_Ted Daeschler
Daeschler is a professor in the Department of Biodiversity, Earth and Environmental Science in the College of Arts and Sciences and curator and chair of Vertebrate Zoology in the Academy of Natural Sciences of Drexel University.
In 2012, an amateur paleontologist hunting for shark teeth in a brook in Monmouth County, N.J., noticed a bone fossil lying on a grassy embankment.
“I picked it up and thought it was a rock at first — it was heavy,” says Gregory Harpel, an analytical chemist from Oreland, Pa.
Harpel brought the bone to Jason Schein, assistant curator of natural history at the New Jersey State Museum, who along with David Parris, the museum’s curator of natural history, recognized the fossil as a humerus — the large upper arm bone — from a turtle, that was broken so that only the distal end, or end nearest to the elbow, remained.
Parris joked with Schein that perhaps it was the missing half of another partial turtle limb housed in the collections at the Academy of Natural Sciences of Drexel University. The bone in the Academy’s collection was also broken at the shaft.
When Schein brought Harpel’s fossil to the Academy, sure enough, the bones matched.
“As soon as those two halves came together, like puzzle pieces, you knew it,” says Drexel’s Ted Daeschler.
PERFECT_MATCH
The two partial limb fossils from the ancient sea turtle Atlantochelys mortoni fit together perfectly, leaving little room for doubt that they are from the same bone. The distal half (left) was discovered in 2012; the proximal half (right) has been in the collections of the Academy of Natural Sciences of Drexel University for more than a century and is shown with its original labels. It was first described in 1849.
The surprising puzzle assembly upsets conventional wisdom in paleontology, where it is believed that fossils found in exposed strata of rock will break down from exposure to the elements if they aren’t preserved, at least within a few years — or decades at the most.

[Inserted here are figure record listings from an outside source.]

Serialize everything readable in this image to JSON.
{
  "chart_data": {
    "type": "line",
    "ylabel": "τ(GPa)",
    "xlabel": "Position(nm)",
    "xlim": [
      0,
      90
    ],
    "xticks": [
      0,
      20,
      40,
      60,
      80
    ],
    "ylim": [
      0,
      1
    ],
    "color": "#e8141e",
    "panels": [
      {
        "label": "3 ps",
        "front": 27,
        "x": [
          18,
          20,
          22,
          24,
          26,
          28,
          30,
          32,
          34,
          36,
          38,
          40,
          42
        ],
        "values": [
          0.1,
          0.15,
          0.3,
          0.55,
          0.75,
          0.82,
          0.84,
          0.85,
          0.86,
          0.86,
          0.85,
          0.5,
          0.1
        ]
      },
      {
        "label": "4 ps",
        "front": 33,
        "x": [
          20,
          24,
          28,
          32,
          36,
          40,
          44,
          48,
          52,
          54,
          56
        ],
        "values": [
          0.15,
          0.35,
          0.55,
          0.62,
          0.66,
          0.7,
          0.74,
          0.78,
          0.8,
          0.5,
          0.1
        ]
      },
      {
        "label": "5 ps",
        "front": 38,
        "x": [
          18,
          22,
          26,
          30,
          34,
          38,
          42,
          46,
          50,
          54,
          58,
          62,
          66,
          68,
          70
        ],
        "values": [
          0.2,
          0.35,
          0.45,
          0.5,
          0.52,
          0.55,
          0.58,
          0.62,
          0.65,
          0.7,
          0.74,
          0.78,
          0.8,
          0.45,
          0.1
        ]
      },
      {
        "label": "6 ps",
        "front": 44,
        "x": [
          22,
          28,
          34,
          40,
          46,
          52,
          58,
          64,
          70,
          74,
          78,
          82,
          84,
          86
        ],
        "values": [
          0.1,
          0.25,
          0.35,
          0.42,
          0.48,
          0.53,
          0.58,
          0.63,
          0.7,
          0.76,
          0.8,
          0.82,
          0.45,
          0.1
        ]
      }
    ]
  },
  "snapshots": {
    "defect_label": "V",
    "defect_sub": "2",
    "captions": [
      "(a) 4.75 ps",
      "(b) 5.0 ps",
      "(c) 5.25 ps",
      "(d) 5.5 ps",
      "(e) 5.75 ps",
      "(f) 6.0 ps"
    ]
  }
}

There was no reason to think a lost half of the same old bone would survive, intact and exposed, in a New Jersey streambed from at least 1849 to 2012.
The Academy’s older bone was also unique, making a perfect match seem even more unlikely. It was the first, or type specimen, of its genus and species, Atlantochelys mortoni, and was the only known fossil specimen from that genus and species.
It remained so until that fateful day when Schein carried the “new” New Jersey fossil to the Academy, where Academy paleontology staffers Jason Poole and Ned Gilmore connected the two halves. The perfect fit between the fossils left little space for doubt. Stunned by the implications, Schein and staffers called Daeschler into the room.
“Sure enough, you have two halves of the same bone, the same individual of this giant sea turtle,” says Daeschler. “One half was collected at least 162 years before the other half.”
Now, the scientists have evidence that exposed fossils can survive longer than previously thought. They report their remarkable discovery in the 2014 issue of the Proceedings of the Academy of Natural Sciences of Philadelphia. The find was also featured in the April 2014 issue of National Geographic magazine.
“The astounding confluence of events that had to have happened for this to be true is just unbelievable, and probably completely unprecedented in paleontology,” says Schein.
The scientists believe that the entire unbroken bone was originally embedded in sediment during the Cretaceous Period, 70 to 75 million years ago. Those sediments eventually eroded and the bone fractured millions of years later during the Pleistocene or Holocene, before the bone pieces became embedded in sediments and protected from further deterioration for perhaps a few thousand more years until their discovery.